Business as usual would collapse Ghana’s fishing industry – Prof Akpalu
Professor Wisdom Akpalu, Director, Environmental and Natural Resource Research Initiative (ENRRI-EfD Ghana), has called for pragmatic steps to address challenges in Ghana’s fisheries sector to save the country’s fishing industry.
“There is a danger that the stocks would completely collapse and the fishermen would not get fish anymore and we have to import all this fish from elsewhere when we are not even sure of their quality,” the Professor said.
Prof. Akpalu said this on Tuesday during an ENRRI-EfD Ghana Round Table Discussion on how to deal with the challenges facing the fishing industry in Ghana.
In a presentation on Fisheries Regulations and Enforcement in Ghana, Prof. Akpalu observed the need to sacrifice and resolve issues in the sector since Ghana could not depend solely on imported fish with its huge cost implications.
Professor Akpalu, also the Dean, School of Research and Graduate Studies, GIMPA, informed that there was a gradual decline in catch per canoe: 35.4 tons in 1992 as against 15.5 tons in 2016, which had led to an increasing importation of fish to meet demands on the market.
The Fisheries Economist said this was partly because there were too many canoes involved in fishing in Ghanaian waters. “Currently, Ghana has about 13 thousand canoes when the nation needs about nine thousand to give us the highest benefit,” he informed.
Again, the Academician noted that about 90 per cent artisanal fishermen in Ghana use illegal fishing net meshes and indulge in light fishing, which helped to deplete the fish stock.
He also observed that the pressure exerted on the fishing stock from trawl vessels and the need to install video cameras on them to increase effective monitoring and reduce risk to the lives of law enforcement personnel who had to police them to the high seas.
The Professor indicated that currently, offenders in the fisheries sector were not bothered because sanctions that went with violation of fishing laws were not deterrent enough, which had allowed illegalities in the fisheries sector to continue.
Professor Akpalu observed that fishing was necessary, because, unlike mining it is renewable and it could benefit society many years to come and still be viable and therefore needed to be preserved.
He said the sector must also be taken seriously “because it provided jobs for 2.5 million Ghanaians which included 500,000 women with fish providing about 70 per cent of the protein needs of Ghanaians.
“Fishing contributed about 1-4 per cent annually to the size of the economy, approximately 15 per cent annually to agricultural input, and export revenue to about $15 million annually,” he added.
Prof. Akpalu however hinted that Ghana’s fish and total GDP was declining and should be a source of concern to all.
This Professor attributed the decline to the issue of subsidization of premix fuel in Ghana, observing that subsidizing the fuel to about 60 per cent has encouraged more people to go into fishing, thereby increasing overfishing and helping to deplete Ghana’s fish stock whilst it cost the nation about GH¢200 million a month.
“Won’t it be better to use this money elsewhere to benefit the same fishermen, than to subsidize premix fuel,” he wondered.
He also lamented on how large percentage of premix fuel ended up in wrong hands, enriched private pockets and cost the nation so much money.

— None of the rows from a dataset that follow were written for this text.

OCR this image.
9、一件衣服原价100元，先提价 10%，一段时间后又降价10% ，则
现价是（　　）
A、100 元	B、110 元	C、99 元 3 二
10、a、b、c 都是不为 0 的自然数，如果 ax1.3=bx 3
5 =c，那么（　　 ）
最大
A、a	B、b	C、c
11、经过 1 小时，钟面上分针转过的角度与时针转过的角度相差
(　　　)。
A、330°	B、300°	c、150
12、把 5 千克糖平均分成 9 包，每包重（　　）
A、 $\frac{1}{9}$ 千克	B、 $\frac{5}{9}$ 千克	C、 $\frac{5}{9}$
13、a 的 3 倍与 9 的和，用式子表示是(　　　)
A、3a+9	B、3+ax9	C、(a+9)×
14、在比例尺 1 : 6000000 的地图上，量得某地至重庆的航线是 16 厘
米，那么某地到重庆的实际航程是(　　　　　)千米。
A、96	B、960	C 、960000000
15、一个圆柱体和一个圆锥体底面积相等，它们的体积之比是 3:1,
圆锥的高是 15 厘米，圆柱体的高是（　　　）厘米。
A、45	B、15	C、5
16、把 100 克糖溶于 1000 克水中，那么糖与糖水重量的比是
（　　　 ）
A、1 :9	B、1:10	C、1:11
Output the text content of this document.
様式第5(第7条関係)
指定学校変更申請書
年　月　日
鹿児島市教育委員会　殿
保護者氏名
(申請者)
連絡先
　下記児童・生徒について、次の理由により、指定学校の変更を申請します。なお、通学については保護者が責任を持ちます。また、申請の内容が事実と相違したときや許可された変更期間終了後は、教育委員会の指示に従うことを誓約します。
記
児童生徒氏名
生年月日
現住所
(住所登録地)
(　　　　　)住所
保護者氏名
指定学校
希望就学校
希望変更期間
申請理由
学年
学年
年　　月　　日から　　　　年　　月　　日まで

In an open discussion after the presentation, some participants observed that a lot of interferences existed in the enforcement of the law such that officers of the law were prevented from doing their work, which affected effective regulation and monitoring of the fishing industry.
Others were of the view that such enforcing officers were sometimes victimized, which deterred others from upholding the law.
Participants were drawn from the various units of the Fisheries Commission, including the Landing Beach Enforcement Committee and the Landing Beach enforcement Unit, academia, and the Media.